When I lived in DM, I knew it always took me 10 minutes to get to work. Sometimes it only took 6 minutes, which was determined by how many red lights stopped me. As long as I left 10 minutes before my shift started, I was always on time. Foolproof.
Here, it has taken anywhere from 25-70 minutes. It varies all the time. I've left an extra 10 minutes early and been 20 minutes late before.
This brings me to my next point.
- You have no traffic.
Imagine how quickly that "I'm done with work!" sensation dies while sitting in an hour of this:
And that's just predictable traffic. Traffic can change at the drop of a hat, the whoop of a siren, or the bend of a fender. It's a given that rush hour is really bad, and for some reason so is like EVERY MINUTE OF EVERY FRIDAY. Those are given times. You never know when else it could all come to a halt. Could be 3 am, could be 1 pm. There is no forewarning. People who live in large cities can waste anywhere between 30-70 hours a year sitting in traffic.
- Getting things done is usually manageable.
I waited two and a half hours at the DDS (DOT/DMV) last time I went. Two. and a half. hours. Cities and their amenities come with wait times in proportion to their population. DM is very feasible in both.
- Cost of living is reasonable.
- Your family probably likes you.
Alright, maybe this one could go either way depending on you and your clan. However, if you kinda love your family or at least a couple of its affiliates, you will miss them painfully if and when you find yourself alone in a foreign place.
Also, if you grew up in DM, someone chose a very ideal setting for you to begin life. Don't openly scorn that by fussing about wanting to move away.
Of course this doesn't apply to everyone. Sometimes segregating from unhealthy or codependent settings is best.
- Lastly, you have everything you need,
except Ikea and H&M, but H&M isn't so great anymore anyway.
Of course big city life has its advantages-- opportunities of every category, cool attractions, landmarks, restaurants of any ethnicity and style, and open-minded and diverse people from every religion and culture. It's definitely not all bad.

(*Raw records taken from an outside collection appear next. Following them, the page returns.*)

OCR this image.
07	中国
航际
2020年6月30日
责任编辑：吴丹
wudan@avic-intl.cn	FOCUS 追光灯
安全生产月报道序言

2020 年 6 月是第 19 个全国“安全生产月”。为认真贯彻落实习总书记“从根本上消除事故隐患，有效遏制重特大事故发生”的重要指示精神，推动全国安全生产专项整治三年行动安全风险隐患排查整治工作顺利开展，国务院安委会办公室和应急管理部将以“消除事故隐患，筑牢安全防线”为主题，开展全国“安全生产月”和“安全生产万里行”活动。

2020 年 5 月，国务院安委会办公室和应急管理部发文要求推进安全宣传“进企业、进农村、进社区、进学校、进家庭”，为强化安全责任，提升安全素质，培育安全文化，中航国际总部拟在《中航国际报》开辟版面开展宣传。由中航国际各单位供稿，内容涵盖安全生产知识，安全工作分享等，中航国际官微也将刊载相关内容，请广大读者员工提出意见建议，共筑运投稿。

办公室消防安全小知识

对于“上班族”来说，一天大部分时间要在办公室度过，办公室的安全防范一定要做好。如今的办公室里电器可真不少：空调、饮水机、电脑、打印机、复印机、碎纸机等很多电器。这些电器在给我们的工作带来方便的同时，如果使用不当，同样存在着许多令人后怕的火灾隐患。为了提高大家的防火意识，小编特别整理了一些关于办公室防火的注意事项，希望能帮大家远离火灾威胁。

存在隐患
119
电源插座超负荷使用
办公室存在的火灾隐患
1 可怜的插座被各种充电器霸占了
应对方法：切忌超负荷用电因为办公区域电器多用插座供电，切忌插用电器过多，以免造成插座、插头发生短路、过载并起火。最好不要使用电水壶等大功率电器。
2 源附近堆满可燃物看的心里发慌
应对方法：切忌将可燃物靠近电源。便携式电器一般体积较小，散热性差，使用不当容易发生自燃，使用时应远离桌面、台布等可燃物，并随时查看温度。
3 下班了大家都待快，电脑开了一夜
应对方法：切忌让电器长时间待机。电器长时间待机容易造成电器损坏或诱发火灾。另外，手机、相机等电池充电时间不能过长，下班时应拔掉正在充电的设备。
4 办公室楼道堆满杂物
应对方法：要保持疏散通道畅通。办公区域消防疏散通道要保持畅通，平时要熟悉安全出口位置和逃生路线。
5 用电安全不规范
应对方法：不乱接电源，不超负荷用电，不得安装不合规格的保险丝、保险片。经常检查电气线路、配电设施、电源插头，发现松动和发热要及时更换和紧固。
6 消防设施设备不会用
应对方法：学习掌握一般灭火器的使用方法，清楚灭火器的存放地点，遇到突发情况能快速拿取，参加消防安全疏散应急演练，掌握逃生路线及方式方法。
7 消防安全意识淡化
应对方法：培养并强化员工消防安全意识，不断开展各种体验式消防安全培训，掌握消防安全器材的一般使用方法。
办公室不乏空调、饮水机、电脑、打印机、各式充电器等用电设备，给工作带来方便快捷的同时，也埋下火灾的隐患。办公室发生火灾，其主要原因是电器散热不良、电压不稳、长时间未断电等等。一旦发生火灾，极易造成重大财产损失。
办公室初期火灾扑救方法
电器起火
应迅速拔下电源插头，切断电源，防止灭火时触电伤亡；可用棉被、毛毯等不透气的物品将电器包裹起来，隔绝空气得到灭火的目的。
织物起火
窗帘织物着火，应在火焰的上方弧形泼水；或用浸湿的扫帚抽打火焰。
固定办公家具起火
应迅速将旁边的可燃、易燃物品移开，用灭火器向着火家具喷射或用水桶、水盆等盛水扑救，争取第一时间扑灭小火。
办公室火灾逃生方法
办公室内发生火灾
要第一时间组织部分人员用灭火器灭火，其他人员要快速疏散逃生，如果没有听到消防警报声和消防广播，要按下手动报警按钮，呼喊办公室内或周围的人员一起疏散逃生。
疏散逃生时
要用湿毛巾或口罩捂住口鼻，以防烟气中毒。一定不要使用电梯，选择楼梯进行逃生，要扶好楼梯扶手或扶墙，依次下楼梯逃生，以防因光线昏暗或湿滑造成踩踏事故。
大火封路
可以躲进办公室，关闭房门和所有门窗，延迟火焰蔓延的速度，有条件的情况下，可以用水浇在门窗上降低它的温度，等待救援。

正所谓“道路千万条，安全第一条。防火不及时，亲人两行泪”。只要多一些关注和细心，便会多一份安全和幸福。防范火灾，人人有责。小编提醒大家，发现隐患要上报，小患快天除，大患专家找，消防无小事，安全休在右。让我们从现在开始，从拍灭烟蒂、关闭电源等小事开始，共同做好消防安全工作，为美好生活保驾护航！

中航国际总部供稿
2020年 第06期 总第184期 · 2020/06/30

I am absolutely not saying "don't ever move". I only mean to point out that good comes with bad, and vice versa, with anything in life, and that's important to think about before choosing a tremendous lifestyle change. Boredom is not a good reason for that. Boredom is a choice almost no matter where you live. Don't throw around words about something as paramount as your life as you know it. Your solution is not in cardboard and a U-Haul. For the moment, I'm merely suggesting you use perspective to be gracious about having lived in DM / Iowa, whether that's permanent for you or not.
If you ARE serious about moving away, do your homework. Look before you just blindly leap to Chicago or Minneapolis or Kansas City just because they're close. It could be that you need to get out of the midwest, not just DM. Look into a few different cities (unless of course you're just going wherever you can get a good job). Find out whatever you can; research statistics:
How happy are the people in this city? What are the depression rates, and why? Average incomes? Unemployment percentages? Crime rates? Is the population growing? What kind of opportunities are plentiful and how does that affect the rest of the city? How could it affect the opportunities I'm seeking? Try to find bloggers who live in and write about the city. Get some locals' perspectives.
During the process of deciding whether to move, be realistic. Don't have tunnel vision for the payoffs. A long-distance move is a tumultuous undertaking both before and after. Of course there are payoffs, but don't be naive about the work it takes to reap them. Finding a job is hard. Finding a place to live is hard. Moving out and in is really hard. Navigating through a new city is really hard. Making new friends is really, really hard.
A long distance move, regardless of how it all turns out, guarantees to be a growing experience.
I will always encourage anyone to expand his or her mind, horizons, and world. Consider looking around you first to seek adventure. You may be able to do it without hiring a moving company.